Football commentators are often drawn to the insistence that: “You couldn’t write this script!” Yet, all too often, you really could have.
Rob McElhenney and Ryan Reynolds – as has been well documented by now – have parsed over plenty of scripts as potently famous actors but have turned their hand to penning one in north Wales.
After a typically dramatic defeat in last year’s playoffs – where’s the jeopardy in succeeding without a struggle – Wrexham have belatedly returned to League Two at the culmination of the new ownership’s second full season. With ambitions fixed on taking this fairytale all the way to the Premier League, there are plenty more pages to write.
But before all that, how did the first chapter of this intriguing success story unfold?
Read more about Wrexham’s Hollywood story
In April, the club posted an unprecedented turnover of £6m. The figure only covered the first full season under the ownership of McElhenney and Reynolds (2021/22) and may well balloon when this year’s accounts are revealed next spring.
Boasting a golden underbelly, Wrexham have been able to lure players with ample Football League experience into the theoretically unprofessional fifth tier.
Since the start of last season, Wrexham have forked out roughly £320,000 on transfer fees – more than seven times the second-biggest spenders according to Transfermarkt. Yet, that figure doesn’t capture the exorbitant wage bill – inflated by the lucrative offers handed to third and fourth-tier players that joined for free – which would not look out of place in League Two.
Wrexham’s leading scorer Paul Mullin is thought to comfortably be the best-paid player in the National League.
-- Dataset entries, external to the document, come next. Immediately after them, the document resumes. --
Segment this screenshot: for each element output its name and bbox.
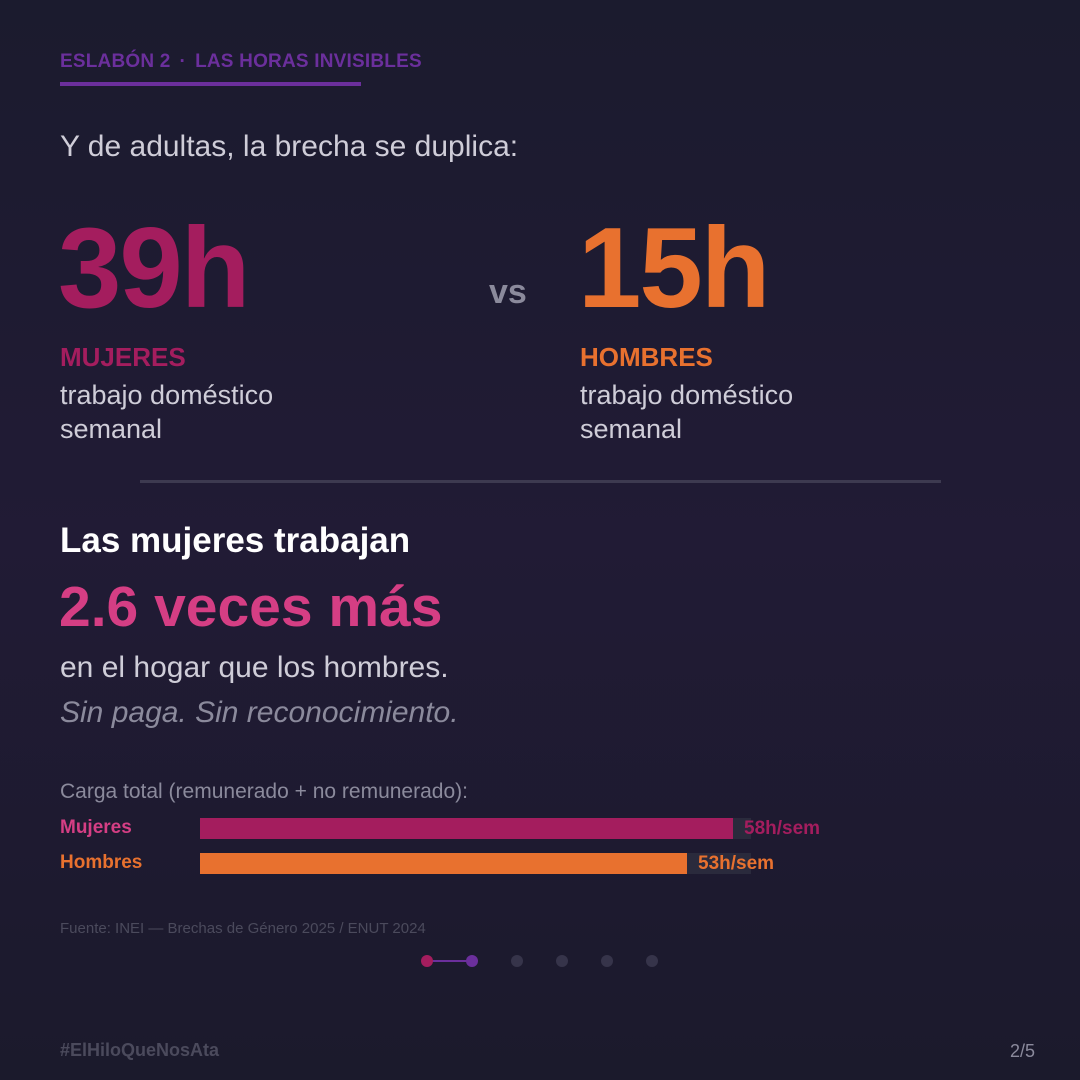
- bar-track-men: [200, 853, 751, 874]
- men-desc-line-2: semanal: [580, 414, 683, 444]
- bar-label-men: Hombres: [60, 852, 143, 873]
- women-description: trabajo doméstico semanal: [60, 378, 360, 446]
- section-kicker: ESLABÓN 2 · LAS HORAS INVISIBLES: [60, 51, 422, 73]
- kicker-part-1: ESLABÓN 2: [60, 51, 171, 72]
- section-divider: [140, 480, 941, 483]
- progress-dot: [601, 955, 613, 967]
- progress-dot: [466, 955, 478, 967]
- statement-heading: Las mujeres trabajan: [60, 521, 411, 560]
- progress-dot: [421, 955, 433, 967]
- slide-progress-indicator: [420, 953, 660, 969]
- statement-tail: en el hogar que los hombres.: [60, 651, 449, 684]
- statement-highlight: 2.6 veces más: [59, 575, 443, 639]
- versus-label: vs: [489, 273, 527, 311]
- women-hours-value: 39h: [58, 205, 250, 332]
- women-desc-line-1: trabajo doméstico: [60, 380, 274, 410]
- bar-value-men: 53h/sem: [698, 853, 775, 874]
- men-label: HOMBRES: [580, 342, 713, 372]
- progress-connector: [428, 960, 473, 962]
- bar-label-women: Mujeres: [60, 817, 132, 838]
- bar-fill-women: [200, 818, 733, 839]
- men-desc-line-1: trabajo doméstico: [580, 380, 794, 410]
- progress-dot: [646, 955, 658, 967]
- men-hours-value: 15h: [578, 205, 770, 332]
- source-note: Fuente: INEI — Brechas de Género 2025 / …: [60, 920, 426, 937]
- kicker-part-2: LAS HORAS INVISIBLES: [195, 51, 422, 72]
- women-desc-line-2: semanal: [60, 414, 163, 444]
- bar-value-women: 58h/sem: [744, 818, 821, 839]
- men-description: trabajo doméstico semanal: [580, 378, 880, 446]
- intro-text: Y de adultas, la brecha se duplica:: [60, 130, 519, 163]
- hashtag: #ElHiloQueNosAta: [60, 1040, 220, 1060]
- progress-dot: [511, 955, 523, 967]
- progress-dot: [556, 955, 568, 967]
- kicker-separator: ·: [179, 51, 187, 72]
- page-counter: 2/5: [1009, 1041, 1035, 1061]
- kicker-underline: [60, 82, 361, 86]
- bar-fill-men: [200, 853, 687, 874]
- bar-track-women: [200, 818, 751, 839]
- statement-italic: Sin paga. Sin reconocimiento.: [60, 696, 459, 729]
- total-load-title: Carga total (remunerado + no remunerado)…: [60, 780, 468, 803]
- women-label: MUJERES: [60, 342, 186, 372]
Across the last two seasons, the expensive striker has totted up 70 league goals on his own.
The squad has also enjoyed the Premier League-level perk of flying on a privately chartered jet to particularly long away games and rapidly improving physical recoveries with cryotherapy chambers – heady fantasies for most in England’s professional football pyramid, let alone non-League sides.
There may be a gaping hole at one end of the oldest international ground still in use but it has been a practically impenetrable fortress for Wrexham this season.
By coming from behind to beat Boreham Wood and secure promotion, Wrexham earned their 22nd home win of the season – out of just 23 league games. Only slipping up in a 2-2 draw with Woking on Valentine’s Day, Wrexham collected 67 of a possible 69 home points.